Osorio has certainly stumbled. A loss to the United States in Columbus, even if expected, might be enough to see him dismissed. Osorio knows he is coaching for his job, but has so far managed to say all the right things leading into the game. He has a strong team at his disposal. If the game was happening somewhere else, Mexico might be a paper favorite.
Remember, Osorio was never the FMF’s first choice. The former MLS coach got the job in an odd siutaion. His predecessor punched a journalist. Other options made themselves unavailable. It might be slightly unfair to Osorio, but few in Mexican soccer would have chosen him over Marcelo Bielsa or Jorge Sampaoli.
Klinsmann isn’t coaching for his job or his legacy. It’s a big game to be certain, but it’s also points on a larger schedule. As technical director as well as coach, Klinsmann is the architect of a program designed to do better at World Cup level. That’s the real job. Not navigating the easiest path through qualification. Regardless of the angst it may cause fans should points slip, the end result is the result.
He’ll benefit from the new talent now available. Players he had very little hand in developing to this point. That’s always the way with international coaches. Klinsmann gets credit for his willingness to turn to those players when they imposed themselves on the club level and their play demanded a call-up.
What impact will the pressure on Osorio and the lack of pressure on Klinsmann have on the game? If Osorio feels like he needs a win to keep his job, it could change how he approaches the match. That could lead to moments of panic or an over-aggressive posture.

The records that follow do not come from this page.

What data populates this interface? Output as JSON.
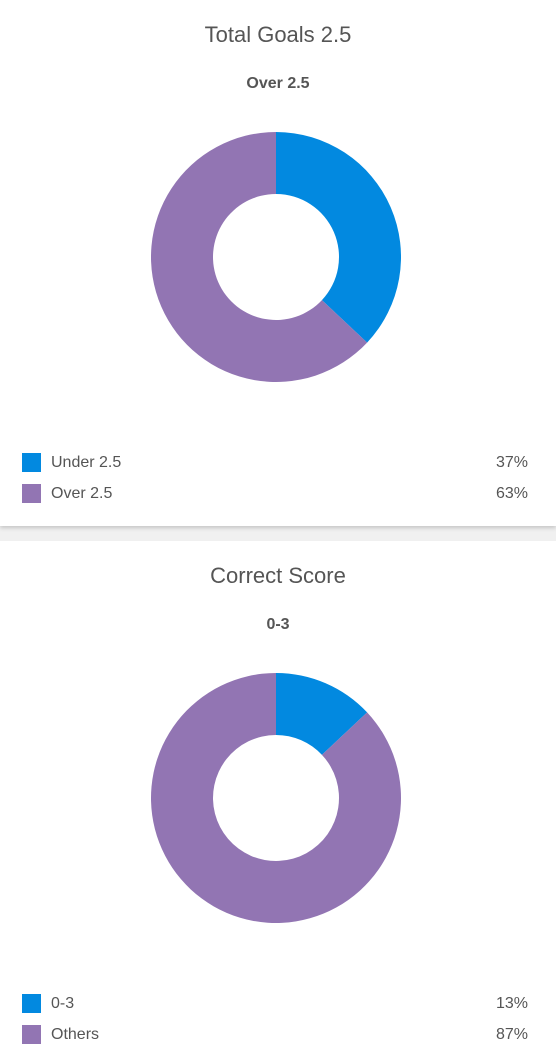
{
  "colors": {
    "blue": "#0289e0",
    "purple": "#9275b3"
  },
  "chart_data": [
    {
      "type": "pie",
      "title": "Total Goals 2.5",
      "subtitle": "Over 2.5",
      "categories": [
        "Under 2.5",
        "Over 2.5"
      ],
      "values": [
        37,
        63
      ],
      "value_labels": [
        "37%",
        "63%"
      ],
      "colors": [
        "#0289e0",
        "#9275b3"
      ],
      "legend": "bottom"
    },
    {
      "type": "pie",
      "title": "Correct Score",
      "subtitle": "0-3",
      "categories": [
        "0-3",
        "Others"
      ],
      "values": [
        13,
        87
      ],
      "value_labels": [
        "13%",
        "87%"
      ],
      "colors": [
        "#0289e0",
        "#9275b3"
      ],
      "legend": "bottom"
    }
  ]
}
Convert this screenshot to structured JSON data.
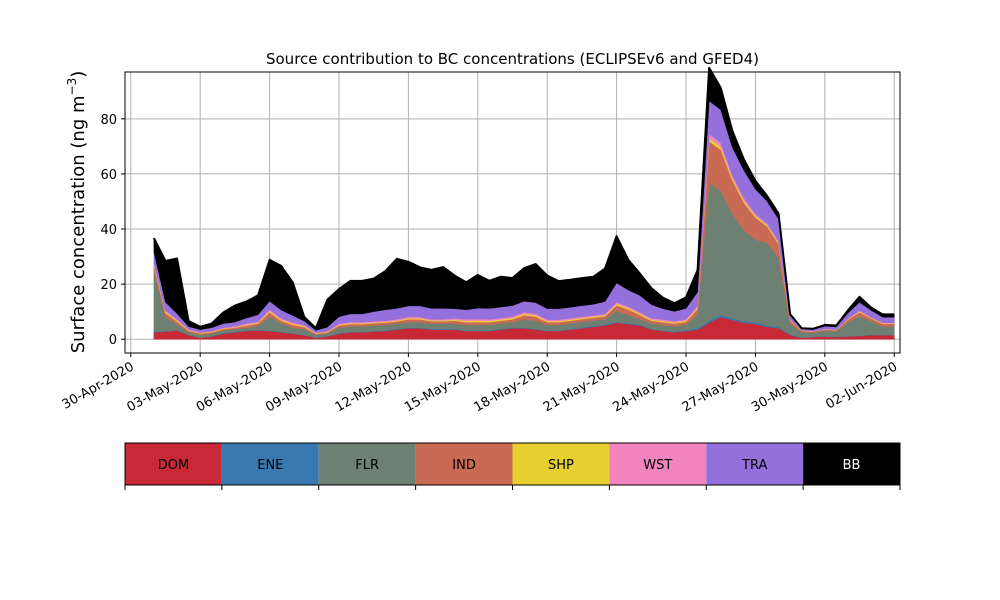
{
  "chart_data": {
    "type": "area",
    "title": "Source contribution to BC concentrations (ECLIPSEv6 and GFED4)",
    "ylabel": "Surface concentration (ng m",
    "ylabel_sup": "−3",
    "ylabel_end": ")",
    "xlabel": "",
    "ylim": [
      -5,
      97
    ],
    "xlim": [
      "2020-04-29T18:00",
      "2020-06-02T06:00"
    ],
    "grid": true,
    "y_ticks": [
      0,
      20,
      40,
      60,
      80
    ],
    "x_ticks": [
      {
        "date": "2020-04-30",
        "label": "30-Apr-2020"
      },
      {
        "date": "2020-05-03",
        "label": "03-May-2020"
      },
      {
        "date": "2020-05-06",
        "label": "06-May-2020"
      },
      {
        "date": "2020-05-09",
        "label": "09-May-2020"
      },
      {
        "date": "2020-05-12",
        "label": "12-May-2020"
      },
      {
        "date": "2020-05-15",
        "label": "15-May-2020"
      },
      {
        "date": "2020-05-18",
        "label": "18-May-2020"
      },
      {
        "date": "2020-05-21",
        "label": "21-May-2020"
      },
      {
        "date": "2020-05-24",
        "label": "24-May-2020"
      },
      {
        "date": "2020-05-27",
        "label": "27-May-2020"
      },
      {
        "date": "2020-05-30",
        "label": "30-May-2020"
      },
      {
        "date": "2020-06-02",
        "label": "02-Jun-2020"
      }
    ],
    "x": [
      "2020-05-01T00:00",
      "2020-05-01T12:00",
      "2020-05-02T00:00",
      "2020-05-02T12:00",
      "2020-05-03T00:00",
      "2020-05-03T12:00",
      "2020-05-04T00:00",
      "2020-05-04T12:00",
      "2020-05-05T00:00",
      "2020-05-05T12:00",
      "2020-05-06T00:00",
      "2020-05-06T12:00",
      "2020-05-07T00:00",
      "2020-05-07T12:00",
      "2020-05-08T00:00",
      "2020-05-08T12:00",
      "2020-05-09T00:00",
      "2020-05-09T12:00",
      "2020-05-10T00:00",
      "2020-05-10T12:00",
      "2020-05-11T00:00",
      "2020-05-11T12:00",
      "2020-05-12T00:00",
      "2020-05-12T12:00",
      "2020-05-13T00:00",
      "2020-05-13T12:00",
      "2020-05-14T00:00",
      "2020-05-14T12:00",
      "2020-05-15T00:00",
      "2020-05-15T12:00",
      "2020-05-16T00:00",
      "2020-05-16T12:00",
      "2020-05-17T00:00",
      "2020-05-17T12:00",
      "2020-05-18T00:00",
      "2020-05-18T12:00",
      "2020-05-19T00:00",
      "2020-05-19T12:00",
      "2020-05-20T00:00",
      "2020-05-20T12:00",
      "2020-05-21T00:00",
      "2020-05-21T12:00",
      "2020-05-22T00:00",
      "2020-05-22T12:00",
      "2020-05-23T00:00",
      "2020-05-23T12:00",
      "2020-05-24T00:00",
      "2020-05-24T12:00",
      "2020-05-25T00:00",
      "2020-05-25T12:00",
      "2020-05-26T00:00",
      "2020-05-26T12:00",
      "2020-05-27T00:00",
      "2020-05-27T12:00",
      "2020-05-28T00:00",
      "2020-05-28T12:00",
      "2020-05-29T00:00",
      "2020-05-29T12:00",
      "2020-05-30T00:00",
      "2020-05-30T12:00",
      "2020-05-31T00:00",
      "2020-05-31T12:00",
      "2020-06-01T00:00",
      "2020-06-01T12:00",
      "2020-06-02T00:00"
    ],
    "series": [
      {
        "name": "DOM",
        "color": "#c82937",
        "values": [
          2.5,
          2.8,
          3.2,
          1.5,
          0.5,
          1.0,
          2.0,
          2.5,
          3.0,
          3.2,
          3.0,
          2.5,
          2.0,
          1.5,
          0.5,
          1.0,
          2.0,
          2.5,
          2.5,
          2.8,
          3.0,
          3.5,
          4.0,
          4.0,
          3.5,
          3.5,
          3.5,
          3.0,
          3.0,
          3.0,
          3.5,
          4.0,
          4.0,
          3.5,
          3.0,
          3.0,
          3.5,
          4.0,
          4.5,
          5.0,
          6.0,
          5.5,
          5.0,
          3.5,
          3.0,
          2.5,
          3.0,
          3.5,
          6.0,
          8.0,
          7.0,
          6.0,
          5.5,
          4.5,
          4.0,
          1.5,
          0.5,
          0.8,
          1.0,
          0.8,
          1.0,
          1.2,
          1.5,
          1.5,
          1.5
        ]
      },
      {
        "name": "ENE",
        "color": "#3a78b0",
        "values": [
          0.2,
          0.2,
          0.2,
          0.1,
          0.1,
          0.1,
          0.2,
          0.2,
          0.2,
          0.2,
          0.2,
          0.2,
          0.2,
          0.1,
          0.1,
          0.1,
          0.2,
          0.2,
          0.2,
          0.2,
          0.2,
          0.2,
          0.2,
          0.2,
          0.2,
          0.2,
          0.2,
          0.2,
          0.2,
          0.2,
          0.2,
          0.2,
          0.2,
          0.2,
          0.2,
          0.2,
          0.2,
          0.3,
          0.3,
          0.3,
          0.3,
          0.3,
          0.3,
          0.2,
          0.2,
          0.2,
          0.3,
          0.5,
          0.8,
          0.8,
          0.7,
          0.6,
          0.6,
          0.5,
          0.5,
          0.2,
          0.1,
          0.1,
          0.1,
          0.1,
          0.1,
          0.1,
          0.1,
          0.1,
          0.1
        ]
      },
      {
        "name": "FLR",
        "color": "#6e8071",
        "values": [
          22,
          5,
          2,
          1,
          1,
          1,
          1,
          1,
          1,
          1.5,
          5,
          3,
          2,
          2,
          1,
          1,
          2,
          2,
          2,
          2,
          2,
          2,
          2,
          2,
          2,
          2,
          2,
          2,
          2,
          2,
          2,
          2,
          3,
          3,
          2,
          2,
          2,
          2,
          2,
          2,
          4,
          3,
          2,
          2,
          2,
          2,
          2,
          5,
          50,
          45,
          38,
          33,
          30,
          30,
          25,
          4,
          2,
          1.5,
          2,
          2,
          5,
          7,
          5,
          3,
          3
        ]
      },
      {
        "name": "IND",
        "color": "#c86a54",
        "values": [
          2,
          1.5,
          1,
          0.5,
          0.5,
          0.5,
          0.5,
          0.5,
          0.8,
          0.8,
          1.5,
          1,
          1,
          0.8,
          0.4,
          0.4,
          0.8,
          0.8,
          0.8,
          0.8,
          0.8,
          0.8,
          1,
          1,
          0.8,
          0.8,
          1,
          1,
          1,
          1,
          1,
          1,
          1.5,
          1.5,
          1,
          1,
          1,
          1,
          1,
          1,
          2,
          2,
          1.5,
          1,
          1,
          1,
          1,
          2,
          15,
          15,
          12,
          10,
          8,
          6,
          5,
          1,
          0.5,
          0.4,
          0.4,
          0.4,
          1,
          1.5,
          1,
          1,
          1
        ]
      },
      {
        "name": "SHP",
        "color": "#e6cf2e",
        "values": [
          0.4,
          0.4,
          0.4,
          0.2,
          0.2,
          0.2,
          0.2,
          0.2,
          0.3,
          0.3,
          0.5,
          0.4,
          0.4,
          0.3,
          0.2,
          0.2,
          0.3,
          0.3,
          0.3,
          0.3,
          0.3,
          0.3,
          0.4,
          0.4,
          0.3,
          0.3,
          0.4,
          0.5,
          0.6,
          0.5,
          0.5,
          0.5,
          0.5,
          0.5,
          0.4,
          0.4,
          0.4,
          0.4,
          0.4,
          0.4,
          0.5,
          0.5,
          0.5,
          0.4,
          0.4,
          0.4,
          0.4,
          0.5,
          1.2,
          1.0,
          0.8,
          0.7,
          0.6,
          0.5,
          0.5,
          0.2,
          0.1,
          0.1,
          0.1,
          0.1,
          0.2,
          0.3,
          0.2,
          0.2,
          0.2
        ]
      },
      {
        "name": "WST",
        "color": "#f184bf",
        "values": [
          0.6,
          0.5,
          0.5,
          0.3,
          0.2,
          0.2,
          0.3,
          0.3,
          0.4,
          0.4,
          0.6,
          0.5,
          0.5,
          0.4,
          0.2,
          0.2,
          0.4,
          0.4,
          0.4,
          0.4,
          0.4,
          0.4,
          0.5,
          0.5,
          0.4,
          0.4,
          0.5,
          0.5,
          0.5,
          0.5,
          0.5,
          0.5,
          0.6,
          0.6,
          0.5,
          0.5,
          0.5,
          0.5,
          0.5,
          0.5,
          0.6,
          0.6,
          0.6,
          0.5,
          0.5,
          0.5,
          0.5,
          0.6,
          1.5,
          1.5,
          1.2,
          1.0,
          0.8,
          0.6,
          0.6,
          0.2,
          0.1,
          0.1,
          0.1,
          0.1,
          0.2,
          0.3,
          0.2,
          0.2,
          0.2
        ]
      },
      {
        "name": "TRA",
        "color": "#9370db",
        "values": [
          4,
          3,
          2,
          1,
          1,
          1.2,
          1.5,
          1.5,
          2,
          2.5,
          3,
          3,
          2.5,
          1.5,
          0.8,
          1.5,
          2.5,
          3,
          3,
          3.5,
          4,
          4,
          4,
          4,
          4,
          4,
          3.5,
          3.5,
          4,
          4,
          4,
          4,
          4,
          4,
          4,
          4,
          4,
          4,
          4,
          4.5,
          7,
          6,
          6,
          5,
          4,
          3.5,
          4,
          5,
          12,
          12,
          10,
          10,
          9,
          8,
          8,
          1.5,
          0.5,
          0.6,
          1,
          1,
          2,
          3,
          2.5,
          2,
          2
        ]
      },
      {
        "name": "BB",
        "color": "#000000",
        "values": [
          5,
          15,
          20,
          2,
          1,
          1.5,
          4,
          6,
          6,
          7,
          15,
          16,
          12,
          1.5,
          0.8,
          10,
          10,
          12,
          12,
          12,
          14,
          18,
          16,
          14,
          14,
          15,
          12,
          10,
          12,
          10,
          11,
          10,
          12,
          14,
          12,
          10,
          10,
          10,
          10,
          12,
          17,
          11,
          8,
          6,
          4,
          3,
          4,
          8,
          12,
          8,
          6,
          4,
          3,
          2,
          2,
          0.5,
          0.2,
          0.2,
          0.5,
          0.5,
          1,
          2,
          1,
          1,
          1
        ]
      }
    ]
  }
}
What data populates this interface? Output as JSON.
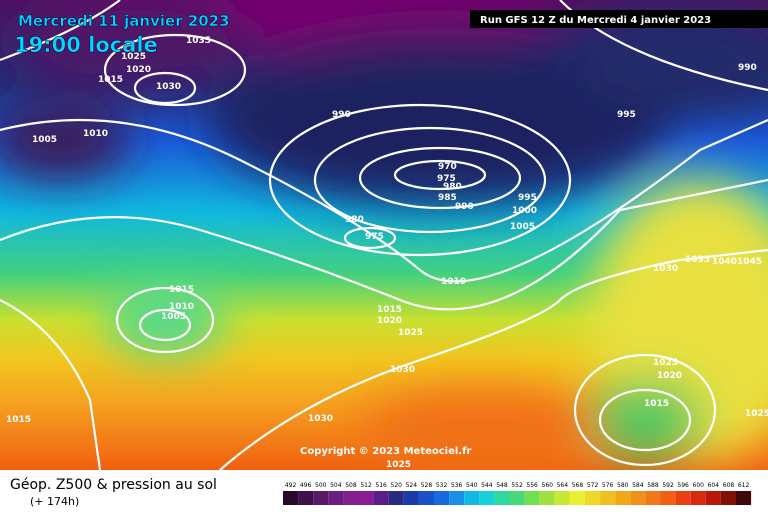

Klinsmann doesn’t have that problem. He can play up his potential choices this week. Gamesmanship counts. Adding to Osorio’s problems by playing the mental game is part of what’s happening in Columbus this week. Come game time, Klinsmann is nothing if not consistent with his relative neutral lineups and reliance on speed in wide positions. There are some unknowns when it comes to the lineup for Friday, but those are built into Klinsmann’s attitude. A surprise here or there is less about pressure than it is about the the whims of a coach susceptible to gut decisions the rest of us can hardly understand.